Why settle for just one realisation of this year’s UEFA Euro when you can let the tournament play out 10,000 times in silico?
Since I already had some code lying around from my submission to the Kaggle hosted 2010 Take on the Quants challenge, I figured I’d recycle it for the Euro this year. The model takes a simulation based approach, using Poisson distributed goals. The rate parameters in a given match are determined by the relative strength of each team as given by their ELO rating.
The advantage of this approach is that the tournament structure (which teams are assigned to which groups, how points are assigned, quarter final structure, etc) can be accounted for. If we wanted to take this into account when making probabilistic forecasts of tournament outcomes, we would need to calculate many conditional probability statements, following the extremely large number of possible outcomes. However, the downside is that it is only as reliable as the team ratings themselves. In my submission to Kaggle, I used a weighted average of ELO and FIFA ratings.
After simulating the tournament 10,000 times, the probability of victory for each team is just the number of times that team arose victorious divided by 10,000.
Feel free to get the code here and play around with it yourself. You can use your own rating system and see how the predicted outcomes change. If you are of a certain disposition, you might even find it more fun than the human version of the tournament itself!
It seems like the sum of those probabilities is above one…
Nope, they sum to 1.
> sum(y$density)
[1] 1
Reblogged this on chrisbeeleyimh and commented:
Get ready for Euro 2012… with simulations!
Hello – impressive: Unfortunately I get an error just at the beginning:
teams_f<-ratings$FIFA..Rating-min(ratings$FIFA..Rating-1)
Is there also the possibility of getting a chart of the most probable results of a single game?

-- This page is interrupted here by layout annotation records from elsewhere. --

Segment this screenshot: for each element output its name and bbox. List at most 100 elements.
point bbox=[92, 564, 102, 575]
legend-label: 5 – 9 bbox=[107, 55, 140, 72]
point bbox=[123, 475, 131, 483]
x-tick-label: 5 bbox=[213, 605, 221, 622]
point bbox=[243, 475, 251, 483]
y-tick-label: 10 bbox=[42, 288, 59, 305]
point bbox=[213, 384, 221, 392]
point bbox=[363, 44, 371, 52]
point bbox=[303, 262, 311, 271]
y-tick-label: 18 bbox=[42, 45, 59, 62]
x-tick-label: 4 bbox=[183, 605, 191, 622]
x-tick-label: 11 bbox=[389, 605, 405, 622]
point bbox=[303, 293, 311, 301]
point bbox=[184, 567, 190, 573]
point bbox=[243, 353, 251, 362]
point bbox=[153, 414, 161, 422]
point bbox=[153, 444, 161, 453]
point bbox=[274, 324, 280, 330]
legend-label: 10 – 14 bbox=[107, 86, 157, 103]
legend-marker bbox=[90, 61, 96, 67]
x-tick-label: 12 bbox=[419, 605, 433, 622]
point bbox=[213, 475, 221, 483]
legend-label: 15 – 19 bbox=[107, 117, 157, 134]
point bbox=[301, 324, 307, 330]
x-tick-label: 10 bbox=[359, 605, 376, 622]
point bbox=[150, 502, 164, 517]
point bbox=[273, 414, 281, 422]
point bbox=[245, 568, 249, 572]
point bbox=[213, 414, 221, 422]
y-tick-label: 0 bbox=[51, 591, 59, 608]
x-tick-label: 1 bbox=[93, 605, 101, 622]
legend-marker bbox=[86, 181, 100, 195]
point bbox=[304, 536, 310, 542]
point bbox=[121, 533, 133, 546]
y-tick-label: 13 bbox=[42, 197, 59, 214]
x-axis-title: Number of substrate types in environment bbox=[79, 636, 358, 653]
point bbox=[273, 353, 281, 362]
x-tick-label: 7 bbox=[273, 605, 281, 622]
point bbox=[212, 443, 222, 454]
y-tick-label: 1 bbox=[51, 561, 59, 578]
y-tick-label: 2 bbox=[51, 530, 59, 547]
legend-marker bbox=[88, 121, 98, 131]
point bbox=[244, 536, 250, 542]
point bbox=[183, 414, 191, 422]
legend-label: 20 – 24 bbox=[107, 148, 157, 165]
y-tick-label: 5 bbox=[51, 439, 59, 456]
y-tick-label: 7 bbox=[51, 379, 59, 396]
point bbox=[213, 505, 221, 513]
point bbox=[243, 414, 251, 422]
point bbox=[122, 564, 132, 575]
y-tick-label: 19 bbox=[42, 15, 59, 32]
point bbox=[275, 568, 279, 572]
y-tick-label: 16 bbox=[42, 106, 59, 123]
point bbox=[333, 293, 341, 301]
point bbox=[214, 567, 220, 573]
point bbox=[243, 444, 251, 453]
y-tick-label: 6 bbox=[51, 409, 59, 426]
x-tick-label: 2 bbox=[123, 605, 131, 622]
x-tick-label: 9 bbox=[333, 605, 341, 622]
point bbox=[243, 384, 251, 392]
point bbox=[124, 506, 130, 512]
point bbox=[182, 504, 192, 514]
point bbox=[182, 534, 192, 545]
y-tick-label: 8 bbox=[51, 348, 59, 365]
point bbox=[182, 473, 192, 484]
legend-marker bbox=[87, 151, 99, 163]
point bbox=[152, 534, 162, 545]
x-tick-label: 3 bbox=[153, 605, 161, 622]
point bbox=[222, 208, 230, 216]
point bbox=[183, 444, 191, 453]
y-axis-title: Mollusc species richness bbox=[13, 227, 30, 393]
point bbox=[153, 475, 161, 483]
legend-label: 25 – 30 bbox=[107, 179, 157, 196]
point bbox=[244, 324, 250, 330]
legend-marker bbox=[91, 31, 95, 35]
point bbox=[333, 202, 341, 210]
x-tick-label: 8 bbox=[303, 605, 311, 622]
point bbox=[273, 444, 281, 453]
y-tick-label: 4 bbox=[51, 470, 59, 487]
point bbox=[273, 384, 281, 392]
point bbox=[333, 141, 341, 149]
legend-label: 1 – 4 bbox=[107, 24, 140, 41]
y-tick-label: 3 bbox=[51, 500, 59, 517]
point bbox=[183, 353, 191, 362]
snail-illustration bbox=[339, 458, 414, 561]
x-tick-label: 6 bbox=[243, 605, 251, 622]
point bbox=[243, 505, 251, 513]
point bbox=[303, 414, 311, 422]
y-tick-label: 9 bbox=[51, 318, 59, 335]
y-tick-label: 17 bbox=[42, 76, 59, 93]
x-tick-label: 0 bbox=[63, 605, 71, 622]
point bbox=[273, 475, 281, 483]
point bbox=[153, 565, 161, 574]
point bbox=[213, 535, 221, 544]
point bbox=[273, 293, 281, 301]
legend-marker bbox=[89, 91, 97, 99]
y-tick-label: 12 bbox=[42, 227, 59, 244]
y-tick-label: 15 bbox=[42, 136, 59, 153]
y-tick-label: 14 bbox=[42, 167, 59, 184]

Did you clone the whole repo? Not sure, but it looks like you might not have the data files.
Re most likely outcome for a given game: yes, but the way it is written, only the quarters, semis and final game outcomes are stored (in quarters, semis, and final_game respectively). From these, you could plot the outcome distributions.
I think the problem is that there is no such column as FIFA…
Oops, you’re probably running ‘single_match.R’. That has old code from the World Cup. Run ‘gr.R’ instead.
Ah, now it works – thank you!
Would it be hard to rewrite it that you can see histograms for all matches? This would be great!